Une réforme pour rendre les soins psychiatriques plus humains et efficaces
Si la société tchèque a vécu de profonds changements depuis la chute du régime communiste en novembre 1989, ceux-ci n’ont presque pas touché le domaine de la psychiatrie. Ainsi, le ministère de la Santé prépare une vaste réforme qui vise à transformer l’organisation des soins psychiatriques, par ailleurs sous-financés par l’Etat, en les rendant plus modernes et plus accessibles, bref, plus efficaces.

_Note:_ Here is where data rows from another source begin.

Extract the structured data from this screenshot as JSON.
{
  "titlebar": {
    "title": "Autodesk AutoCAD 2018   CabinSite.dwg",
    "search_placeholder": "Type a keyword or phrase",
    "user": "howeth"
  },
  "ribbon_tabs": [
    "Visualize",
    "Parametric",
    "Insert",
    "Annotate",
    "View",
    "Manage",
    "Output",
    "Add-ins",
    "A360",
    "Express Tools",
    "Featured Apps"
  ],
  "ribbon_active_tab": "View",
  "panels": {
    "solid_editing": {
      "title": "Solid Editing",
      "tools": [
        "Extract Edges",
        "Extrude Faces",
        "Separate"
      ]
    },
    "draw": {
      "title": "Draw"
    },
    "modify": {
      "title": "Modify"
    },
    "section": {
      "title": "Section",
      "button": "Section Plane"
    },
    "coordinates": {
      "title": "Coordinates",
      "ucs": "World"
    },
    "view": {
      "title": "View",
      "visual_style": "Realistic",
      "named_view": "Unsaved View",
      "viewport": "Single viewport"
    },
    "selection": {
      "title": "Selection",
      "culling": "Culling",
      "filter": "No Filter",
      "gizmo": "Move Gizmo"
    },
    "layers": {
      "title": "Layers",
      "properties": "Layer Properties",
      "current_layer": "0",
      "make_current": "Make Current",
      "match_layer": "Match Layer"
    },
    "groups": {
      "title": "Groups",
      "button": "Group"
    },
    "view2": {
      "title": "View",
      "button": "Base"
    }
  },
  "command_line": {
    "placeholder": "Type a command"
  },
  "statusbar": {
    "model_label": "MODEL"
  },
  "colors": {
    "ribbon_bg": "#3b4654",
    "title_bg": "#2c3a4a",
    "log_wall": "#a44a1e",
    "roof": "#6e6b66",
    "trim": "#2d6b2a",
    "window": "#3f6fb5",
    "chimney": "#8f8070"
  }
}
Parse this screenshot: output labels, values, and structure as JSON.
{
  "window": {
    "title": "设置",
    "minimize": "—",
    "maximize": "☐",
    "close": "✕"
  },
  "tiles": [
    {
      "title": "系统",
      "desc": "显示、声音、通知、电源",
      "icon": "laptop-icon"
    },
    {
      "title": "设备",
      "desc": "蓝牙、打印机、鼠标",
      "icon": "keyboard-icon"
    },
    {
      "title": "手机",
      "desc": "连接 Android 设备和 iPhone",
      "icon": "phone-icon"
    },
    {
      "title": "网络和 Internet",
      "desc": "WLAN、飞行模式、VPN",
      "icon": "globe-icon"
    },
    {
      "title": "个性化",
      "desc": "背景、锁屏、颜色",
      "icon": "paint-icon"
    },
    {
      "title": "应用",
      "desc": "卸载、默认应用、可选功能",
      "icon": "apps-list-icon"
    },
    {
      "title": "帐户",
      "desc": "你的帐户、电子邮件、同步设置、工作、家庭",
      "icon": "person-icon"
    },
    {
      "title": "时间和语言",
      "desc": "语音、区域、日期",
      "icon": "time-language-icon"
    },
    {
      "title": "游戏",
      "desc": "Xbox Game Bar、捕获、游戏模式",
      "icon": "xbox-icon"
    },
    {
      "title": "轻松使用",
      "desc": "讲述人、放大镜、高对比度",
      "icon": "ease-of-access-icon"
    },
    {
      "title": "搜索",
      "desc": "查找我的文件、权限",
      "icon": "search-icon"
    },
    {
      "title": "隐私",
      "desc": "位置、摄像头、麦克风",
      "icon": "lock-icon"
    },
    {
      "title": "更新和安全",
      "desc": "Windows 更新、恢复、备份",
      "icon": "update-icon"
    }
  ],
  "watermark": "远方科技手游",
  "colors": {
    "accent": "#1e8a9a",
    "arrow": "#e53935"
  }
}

En République tchèque, la situation est toutefois particulière. Selon les spécialistes, le système de soins, dont les piliers sont les grands hôpitaux psychiatriques disposant actuellement d'environ 9 000 places, existe sous une forme presqu’inchangée depuis sa mise en place au XIXe siècle. Le projet de réforme entend décentraliser le système, au profit de petites structures d’accueil, telles que les centres communautaires, mais dont la capacité n’est pour l’instant que de 200 places… Néanmoins, l’objectif n’est pas de supprimer, du jour au lendemain, les lits dans les hôpitaux, comme le suggèrent les critiques de la réforme. Martin Hollý, directeur de l’Hôpital psychiatrique de Prague-Bohnice explique :
« Cette réforme vise l’ensemble des besoins des patients. Car une maladie psychique influence non seulement leur état de santé, mais également tous les domaines de leur vie. C’est donc l’individu et sa qualité de vie qui sont au cœur de cette transformation. L’objectif est la mise en place d’un système qui s’appelle ‘balanced care’, donc un système de soins équilibré, et non pas la suppression de lits ou d'hôpitaux en tant que tels. Celle-ci peut être la conséquence du processus de transformation, au moment où un réseau d’autres structures susceptibles de prendre en charge les patients sera suffisamment développé, mais elle ne sera pas son objectif principal. »Si, pour certains patients souffrant de maladies graves ou de longue durée, il n’y a pas d’alternative à l’hospitalisation, d’autres malades pourraient être pris en charge par plusieurs dizaines de centres communautaires qui devraient être créés progressivement dans toutes les régions du pays. On écoute le psychiatre Martin Hollý :
« Ce qui est important pour un patient psychiatrique, c’est surtout l’accessibilité aux soins en terme de la distance et du temps. A la base, les troubles psychiques détruisent les liens entre le malade et son entourage. Si, en plus de cela, nous le déplaçons loin de son lieu d'habitat, son retour à la vie normale devient très compliqué, du simple fait que le personnel soignant ne peut pas être en contact direct avec les institutions et services de sa ville ou de sa région. Cette situation n’aurait pas lieu s’il y avait un réseau de centres d’accueil locaux. »Ces centres d’accueil, mis en place pour des agglomérations d’environ 100 000 habitants, seront créés avec le soutien financier de l’Union européenne : la République tchèque devrait recevoir, entre 2014 et 2020, quelque 6 milliards de couronnes (plus de 230 millions d’euros) destinées à moderniser le système des soins psychiatriques, subventionnés jusqu’à présent par seulement 3,5% du budget de la Santé publique, la moyenne européenne étant de 8%. Le projet de la réforme pourrait être finalisé d’ici juillet prochain.